Sales grew by 2.5 percent in 2008 for Helly Hansen, or by 5 percent in constant currencies, reaching 1,489 million Norwegian kroner (€168m-$232m), or about 2 billion NOK (€225m-$312m) including licenses. Earnings before interest, tax, depreciation and amortization (Ebitda) went up by 29 percent to 152 million NOK (€17.1m-$23.8m).
While all regions saw growth, the strongest results were in Canada, the U.K., Scandinavia and Russia. France recorded substantial growth and Italy turned the corner. Helly Hansen is optimistic about its prospects in Southern Europe through more adapted new lines developed for spring/summer 2010.
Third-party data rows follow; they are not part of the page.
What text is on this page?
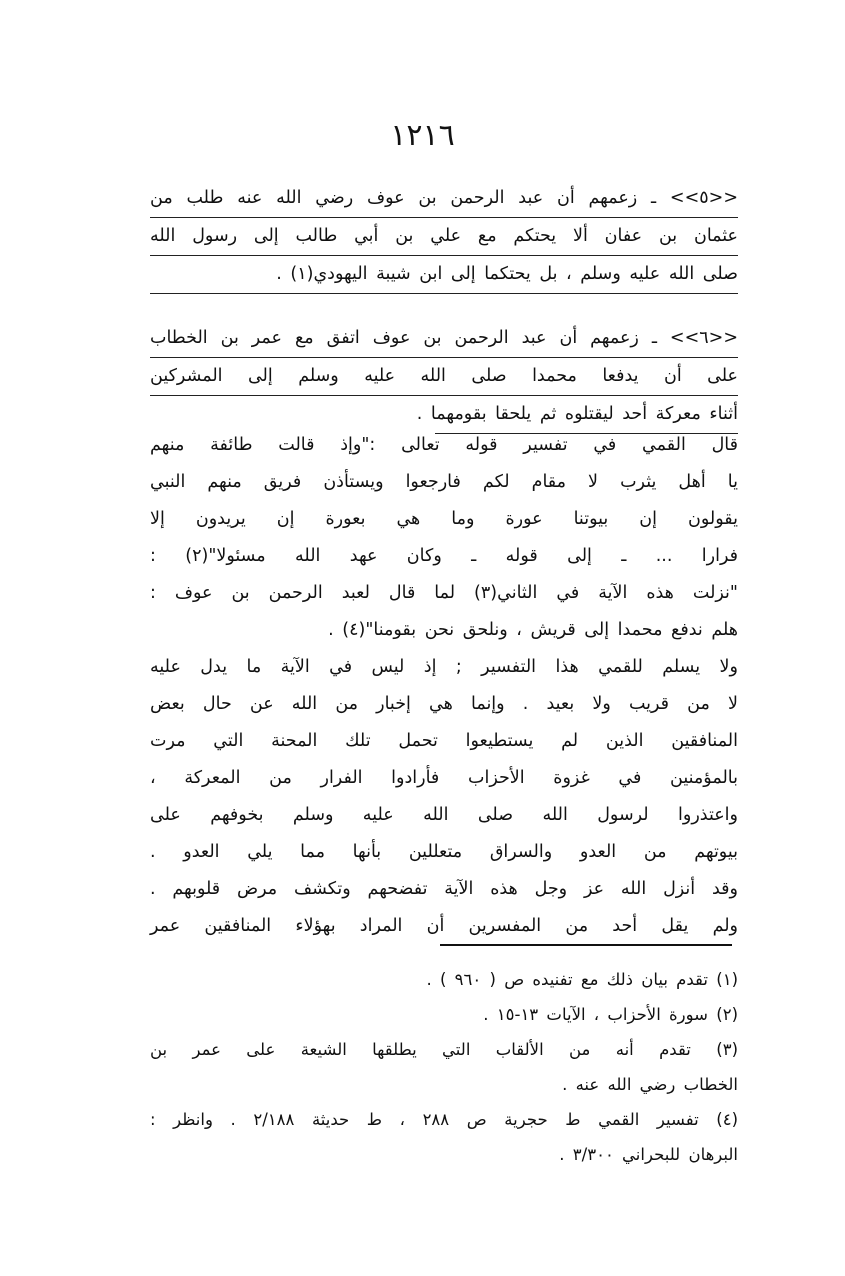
١٢١٦
<<٥>> ـ زعمهم أن عبد الرحمن بن عوف رضي الله عنه طلب من
عثمان بن عفان ألا يحتكم مع علي بن أبي طالب إلى رسول الله
صلى الله عليه وسلم ، بل يحتكما إلى ابن شيبة اليهودي(١) .
<<٦>> ـ زعمهم أن عبد الرحمن بن عوف اتفق مع عمر بن الخطاب
على أن يدفعا محمدا صلى الله عليه وسلم إلى المشركين
أثناء معركة أحد ليقتلوه ثم يلحقا بقومهما .
قال القمي في تفسير قوله تعالى :"وإذ قالت طائفة منهم
يا أهل يثرب لا مقام لكم فارجعوا ويستأذن فريق منهم النبي
يقولون إن بيوتنا عورة وما هي بعورة إن يريدون إلا
فرارا ... ـ إلى قوله ـ وكان عهد الله مسئولا"(٢) :
"نزلت هذه الآية في الثاني(٣) لما قال لعبد الرحمن بن عوف :
هلم ندفع محمدا إلى قريش ، ونلحق نحن بقومنا"(٤) .
ولا يسلم للقمي هذا التفسير ; إذ ليس في الآية ما يدل عليه
لا من قريب ولا بعيد . وإنما هي إخبار من الله عن حال بعض
المنافقين الذين لم يستطيعوا تحمل تلك المحنة التي مرت
بالمؤمنين في غزوة الأحزاب فأرادوا الفرار من المعركة ،
واعتذروا لرسول الله صلى الله عليه وسلم بخوفهم على
بيوتهم من العدو والسراق متعللين بأنها مما يلي العدو .
وقد أنزل الله عز وجل هذه الآية تفضحهم وتكشف مرض قلوبهم .
ولم يقل أحد من المفسرين أن المراد بهؤلاء المنافقين عمر
(١) تقدم بيان ذلك مع تفنيده ص ( ٩٦٠ ) .
(٢) سورة الأحزاب ، الآيات ١٣-١٥ .
(٣) تقدم أنه من الألقاب التي يطلقها الشيعة على عمر بن
الخطاب رضي الله عنه .
(٤) تفسير القمي ط حجرية ص ٢٨٨ ، ط حديثة ٢/١٨٨ . وانظر :
البرهان للبحراني ٣/٣٠٠ .
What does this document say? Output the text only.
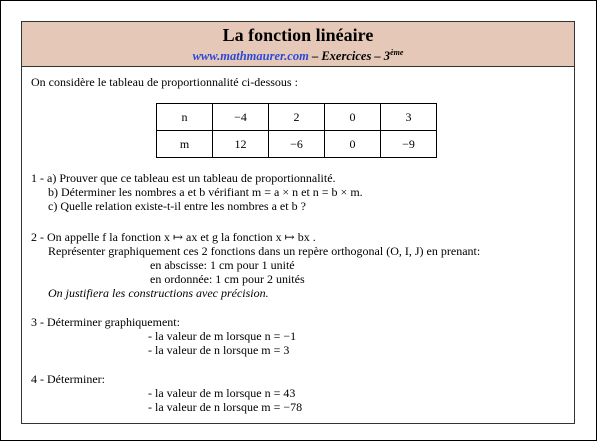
La fonction linéaire
www.mathmaurer.com – Exercices – 3ème
On considère le tableau de proportionnalité ci-dessous :
n	−4	2	0	3
m	12	−6	0	−9
1 - a) Prouver que ce tableau est un tableau de proportionnalité.
b) Déterminer les nombres a et b vérifiant m = a × n et n = b × m.
c) Quelle relation existe-t-il entre les nombres a et b ?
2 - On appelle f la fonction x ↦ ax et g la fonction x ↦ bx .
Représenter graphiquement ces 2 fonctions dans un repère orthogonal (O, I, J) en prenant:
en abscisse: 1 cm pour 1 unité
en ordonnée: 1 cm pour 2 unités
On justifiera les constructions avec précision.
3 - Déterminer graphiquement:
- la valeur de m lorsque n = −1
- la valeur de n lorsque m = 3
4 - Déterminer:
- la valeur de m lorsque n = 43
- la valeur de n lorsque m = −78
Sales were strong in Norway and domestic pre-orders for the second half of 2009 are up in double digits. In Germany, where Helly Hansen has had a contract with USG since just last January, pre-orders are slightly above plan.
As of the end of the first quarter, Helly Hansen was about 5 percent over its position at the same point last year, and expects orders for the second half of the year to end up higher in the mid to high single digits, says its new chief executive, Peter Sjolander, who also noted that the current recession is of “historical proportions.”
The Norwegian-based company is planning expansion in Asia, and has signed a deal with Symphony Group in Hong Kong to open 100 to 150 stores in China in the next five years. Symphony is also the local partner of Berghaus. In South Korea Helly Hansen will work with Kumkang Shoe Company, which owns or franchises about 600 stores there. It will also continue its work with Goldwin in Japan and Bluerock in Australia.
As previously reported, the company is moving its headquarters from Moss to Oslo by the end of the year. The survival and marine units will stay in Moss, where the company was started in 1877, launching the world’s first waterproof jacket.